Barbara Berner A Place I Call Home, 12 2003 Free Venice Beachhead, issue 270, 1970's
"I moved to Venice in the early 70's, I was 27. Back then the lines between Ocean Park and Venice seemed blurry. Now they are, as we know, clearly defined.
"My friend Tina took me to POP when I was 15. We had cut school. I had never heard of POP till then. A pervert exposed himself to us on the walkway into the park. I thought we deserved it cause we had cut school.
"I vaguely remember the boardwalk. Very different than now. From what I remember, there was a row of blue wooden one-story buildings on the beach side. There were hardly any buildings on the East Side of the walk. It is a good thing I didn't hang out in Venice in the late fifties; I would have been chasing the Dragon for sure.
"I went to Olivia's Restaurant on the SW corner of Ocean Park and Main in my 20's with my first husband for soul food. We were middle class, smokin' dope, doing psychedelics and thought it was a great hole in the wall place. I did not connect to Venice then either, still too asleep to connect with anything much.
"It took me a few more years to find my way back to my home for the past 31 years now. Luckily I woke up, got feminized, political, left my middle class existence, husband, took my 2-yr. old daughter and moved into a commune on 3rd St. between Ashland and Rose. This was a radical/political commune filled with college students, another single mother and child.
"I loved that commune, the people, the vegetable garden, making bread in a huge metal bread maker, dinners around the long wooden table and the parties. I loved that I was involved in radical change, my own life, group change and philosophy. Life seemed serious business but with good times mixed in.
"I worked at the Midnight Special Bookstore on W. Washington, was involved with collective day care, started one of the first consciousness raising groups held at our commune that grew and grew till we opened a women's center on South Venice Blvd. We ordered food with the co-op then picked it up in the middle of the street on W. Washington Blvd. in the morning. That was how sleepy Venice was back then. We almost have gridlock now.
"There were other political collectives around, all had names. Ours was the 3rd Street house. One was the Fraser house and the Thornton house. There was Mayday in Culver City that included a non-sexist pre-school. All of our tires were slashed one morning at all of the communes. This was a big intrigue; we were getting ready for the revolution.
"It did not come as we had expected. Our house was sold. We felt the owner a traitor, selling out to the establishment.

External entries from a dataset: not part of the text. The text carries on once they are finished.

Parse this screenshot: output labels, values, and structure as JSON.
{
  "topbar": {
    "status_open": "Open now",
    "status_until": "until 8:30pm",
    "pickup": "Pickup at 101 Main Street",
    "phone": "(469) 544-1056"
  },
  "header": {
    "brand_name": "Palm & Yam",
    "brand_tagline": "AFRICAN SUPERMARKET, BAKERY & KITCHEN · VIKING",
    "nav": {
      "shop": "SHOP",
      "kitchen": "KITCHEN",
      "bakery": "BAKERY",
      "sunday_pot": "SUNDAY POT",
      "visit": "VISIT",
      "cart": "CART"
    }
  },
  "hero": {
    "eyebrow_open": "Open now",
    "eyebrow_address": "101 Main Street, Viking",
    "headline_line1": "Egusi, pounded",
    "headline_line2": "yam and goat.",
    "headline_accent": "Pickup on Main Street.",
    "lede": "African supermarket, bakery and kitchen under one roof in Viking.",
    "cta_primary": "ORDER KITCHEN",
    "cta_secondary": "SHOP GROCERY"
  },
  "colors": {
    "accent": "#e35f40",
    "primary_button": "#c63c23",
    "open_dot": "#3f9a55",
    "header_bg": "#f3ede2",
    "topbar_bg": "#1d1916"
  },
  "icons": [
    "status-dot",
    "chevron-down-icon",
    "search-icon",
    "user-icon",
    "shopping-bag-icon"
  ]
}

One couple moved to Bellingham, Washington, one couple to Berkeley and I moved in with another single mother in Culver City for a while, then to Santa Monica to go to school.
"While in school, a lover brought me to the Fruit Tramps on the Boardwalk, a small organic market where you could work for your food, I had gotten into herbs and began ordering them for the store and making herbal potions.
"The climate seemed different; everyone was into the 'flow', fasting for days on end, taking high colonics, giving away all their possessions, meditating at the water's edge. I swear it is possible to ask and receive whatever your heart desires at the water's edge, between Dudley and Paloma still to this day!
"There was a woman from Tennessee who had a free store on Main where you could drop off clothes and pick up new ones. She wanted to preach and finally moved back to Tennessee.
"One Life had opened a small restaurant, organic, with no prices on the menu where you would pay what you thought the food was worth and it was fabulous. So were the people who ran the store. There was Blackies on Main for Blues, the Comeback Inn on W. Washington for jazz and the Circle Bar for whatever. Beyond Baroque was right next to the Comeback Inn back then.
"Walking the boardwalk was the main attraction, up and down, several times a day. Not much of a working crowd, much of the nine to five around. Artists, musicians, lots of philosophers, poets, kids and seniors. The world was on the boardwalk.
'Somewhere in the late 70's it changed. I had gone away for six weeks in the summer and when I came back, MONEY had appeared. The Reagan/Bush era had hit Venice. Nice shops on Main, buildings going up on the boardwalk, talk of stopping the artisans from selling without a license and on and on. Overnight Venice was changing once again.
"Money is still here, so are the artisans, in fact even more. That is the wonderful thing about Venice, its ability to change. Always, on the forefront, the current vision is ever present; the freedom to be whoever and create whatever is your desire."